You and your ex both share custody of your children. This is true in both a physical and a legal sense. In other words, the children not only split their time living with each of you, but you each have a right to make decisions for the children — such as where they should go to school or what medical care they get.
While splitting physical custody has gone well, you’ve found legal custody a bit harder. Maybe your ex is strongly against a specific medical treatment, while you’re in favor of it. Both of you feel like it would harm the child to take the other person’s approach. Who gets to decide?
The court may have to step in
The first step, of course, is to talk and see if you can find common ground or a compromise. But remember that you can’t do anything on your own, and neither can your ex. If you take the child to get the treatment against their wishes, you risk losing custody.
This means that the court may have to step in. Generally, the court gives shared legal custody to couples who can work together to make these decisions, just like a married couple, even after the divorce. You can explain to the court that this has proven impossible and they can make a ruling.

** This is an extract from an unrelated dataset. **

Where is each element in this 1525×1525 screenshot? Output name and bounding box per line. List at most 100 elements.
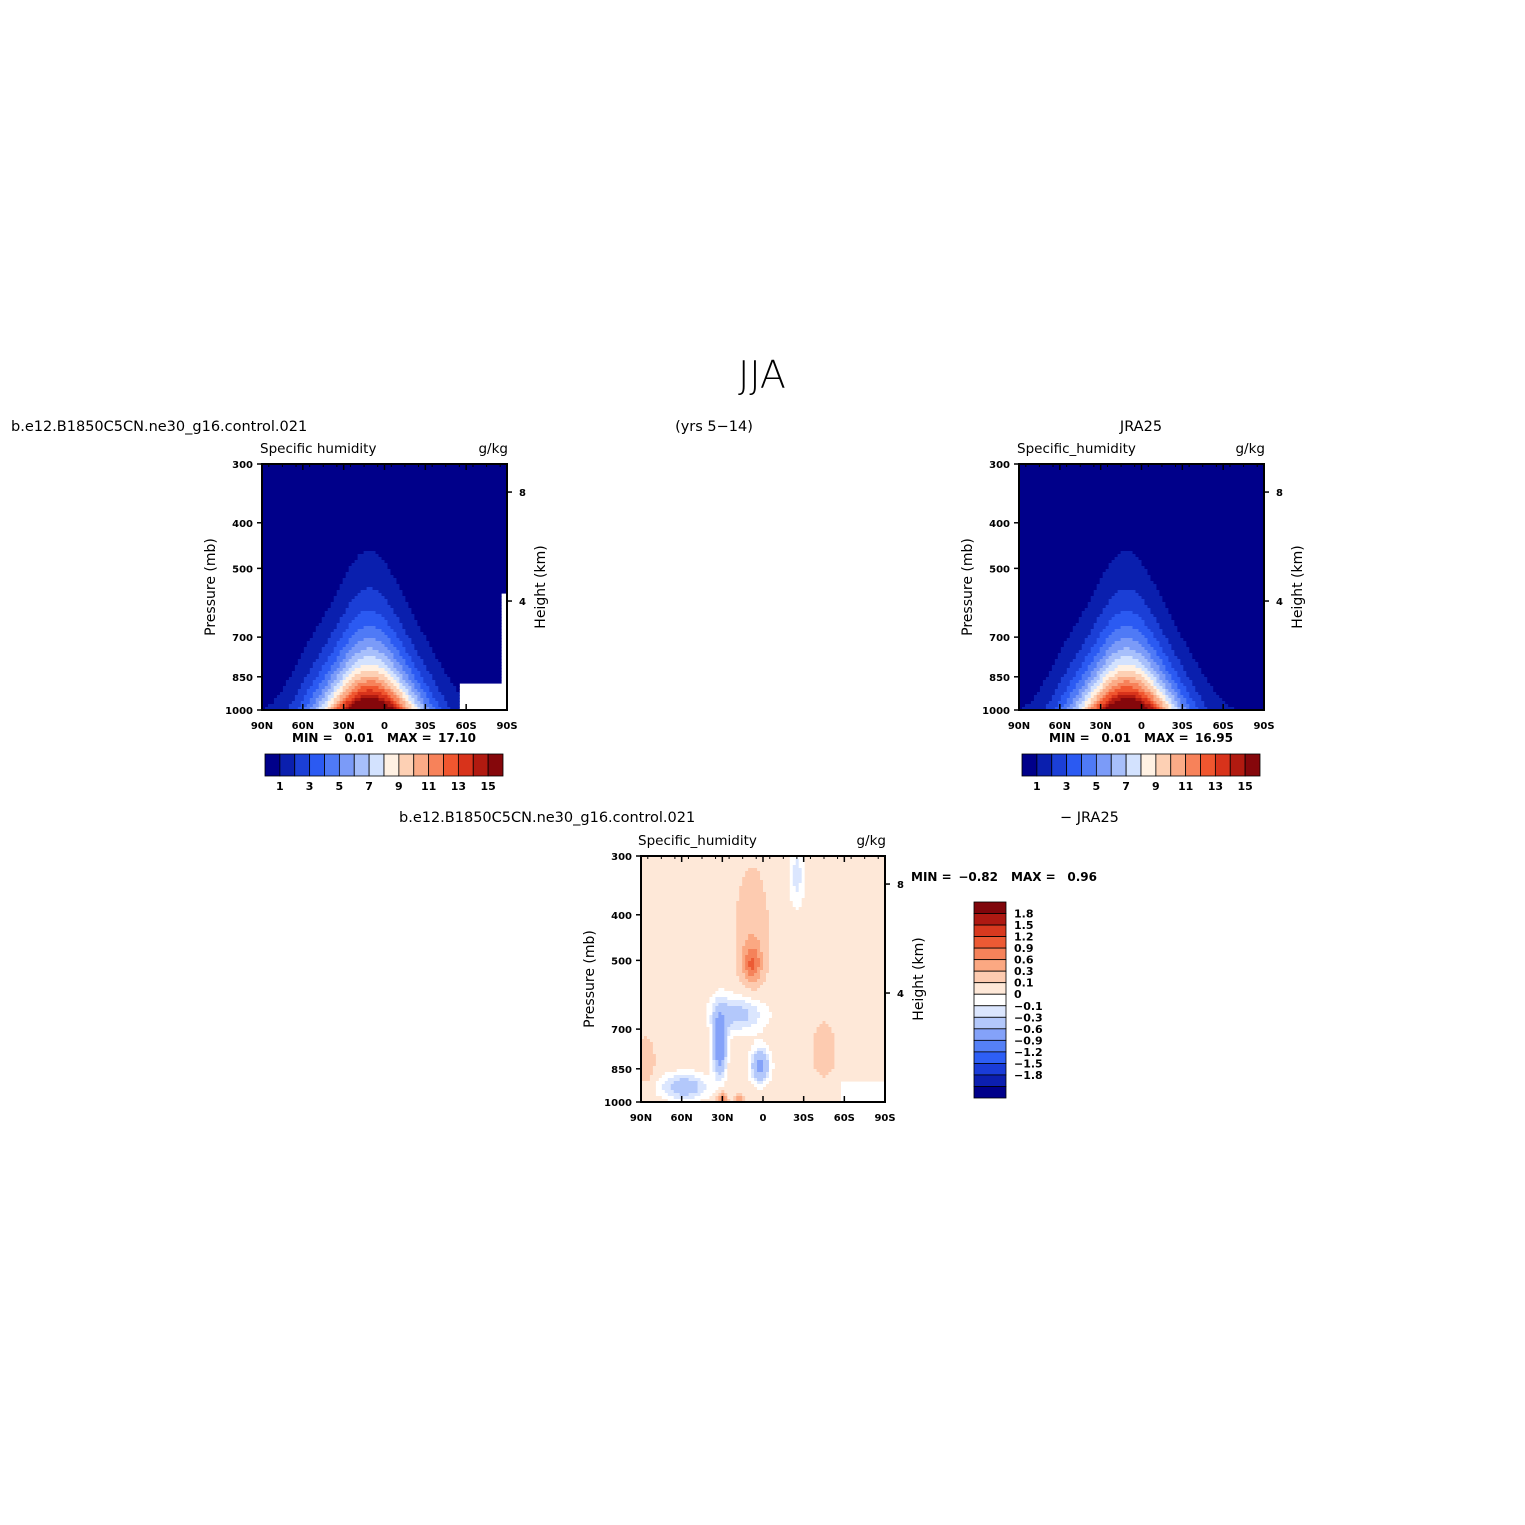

What if it’s a more minor issue?
Medical issues are potentially serious, but what if it’s something a bit less drastic? For instance, maybe you punish your child by taking away their phone, but your ex just gives it back when the child goes to their house. You feel that this undermines your authority.
This is a potential problem from a parenting standpoint, but not in a legal sense. You cannot control what your ex chooses to do, and they are not obligated to follow all of the rules you set for the child — just as you are not obligated to follow the rules they set.
Understanding your options
The fact of the matter is that shared parenting after a divorce is difficult and complicated. If you run into these issues, make sure that you understand all of the options that you have.